I'll preface this by saying our NGS Core facility handles most of our analysis. So perhaps in my limited understanding of the analysis workflow, I'm not correctly articulating what I'm looking to do. Our core has been helpful but also has limited ChIP-seq experience and they aren't sure what I want to do is possible.
We are have run several ChIP-seq experiments seeking to identify where the Aryl Hydrocarbon Receptor binds in the mouse genome is response to various agonists. The current analysis workflow has produced a list of the most common motifs identified, the genomic region associated with peaks (promoter, intergenic, intragenic), and the prevalence of each motif in the dataset.
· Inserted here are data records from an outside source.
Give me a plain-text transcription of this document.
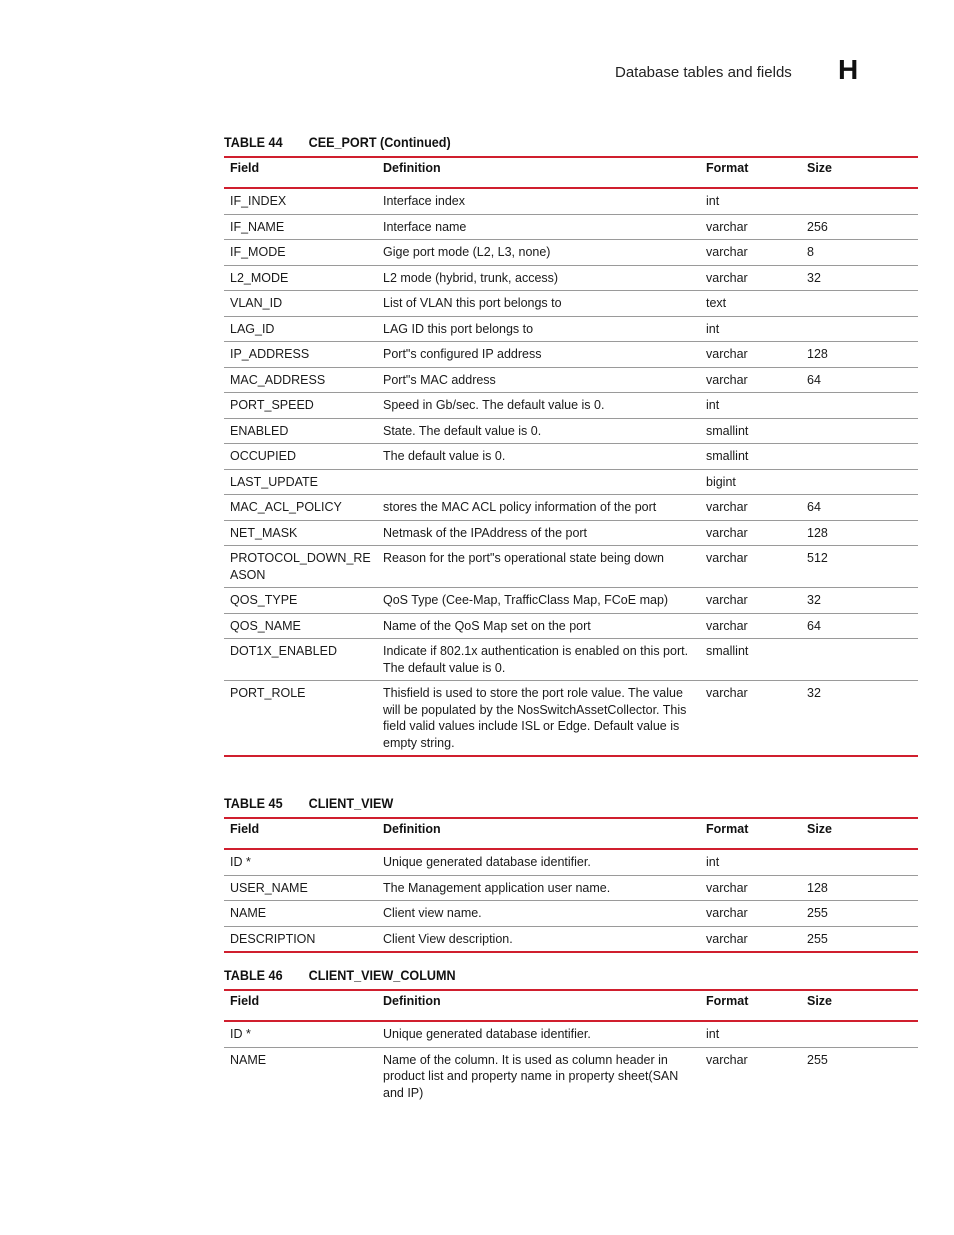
Database tables and fields H
TABLE 44 CEE_PORT (Continued)
Field	Definition	Format	Size
IF_INDEX	Interface index	int	
IF_NAME	Interface name	varchar	256
IF_MODE	Gige port mode (L2, L3, none)	varchar	8
L2_MODE	L2 mode (hybrid, trunk, access)	varchar	32
VLAN_ID	List of VLAN this port belongs to	text	
LAG_ID	LAG ID this port belongs to	int	
IP_ADDRESS	Port"s configured IP address	varchar	128
MAC_ADDRESS	Port"s MAC address	varchar	64
PORT_SPEED	Speed in Gb/sec. The default value is 0.	int	
ENABLED	State. The default value is 0.	smallint	
OCCUPIED	The default value is 0.	smallint	
LAST_UPDATE		bigint	
MAC_ACL_POLICY	stores the MAC ACL policy information of the port	varchar	64
NET_MASK	Netmask of the IPAddress of the port	varchar	128
PROTOCOL_DOWN_REASON	Reason for the port"s operational state being down	varchar	512
QOS_TYPE	QoS Type (Cee-Map, TrafficClass Map, FCoE map)	varchar	32
QOS_NAME	Name of the QoS Map set on the port	varchar	64
DOT1X_ENABLED	Indicate if 802.1x authentication is enabled on this port. The default value is 0.	smallint	
PORT_ROLE	Thisfield is used to store the port role value. The value will be populated by the NosSwitchAssetCollector. This field valid values include ISL or Edge. Default value is empty string.	varchar	32
TABLE 45 CLIENT_VIEW
Field	Definition	Format	Size
ID *	Unique generated database identifier.	int	
USER_NAME	The Management application user name.	varchar	128
NAME	Client view name.	varchar	255
DESCRIPTION	Client View description.	varchar	255
TABLE 46 CLIENT_VIEW_COLUMN
Field	Definition	Format	Size
ID *	Unique generated database identifier.	int	
NAME	Name of the column. It is used as column header in product list and property name in property sheet(SAN and IP)	varchar	255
This is useful, however, I'm interested in specifically which genes are located near these motifs. A specific motif to be precise. Our lab has previously reported a non-canonical binding site which consists of the tetranucleotide repeat GGGA. I want to know the location of peaks in the ChIP-seq dataset that correspond to this motif. Preferably the location of peaks corresponding to this motif within gene promoters (within 5kb of the TSS I suppose). The goal is to identify putative, non-canonical target genes. Is this possible?
Basically, we have a list of peaks, distribution of regions associated with peaks, and a list of specific motifs. How do I cross-reference them to find a specific motif that corresponds to specific peaks at specific regions (promoters)?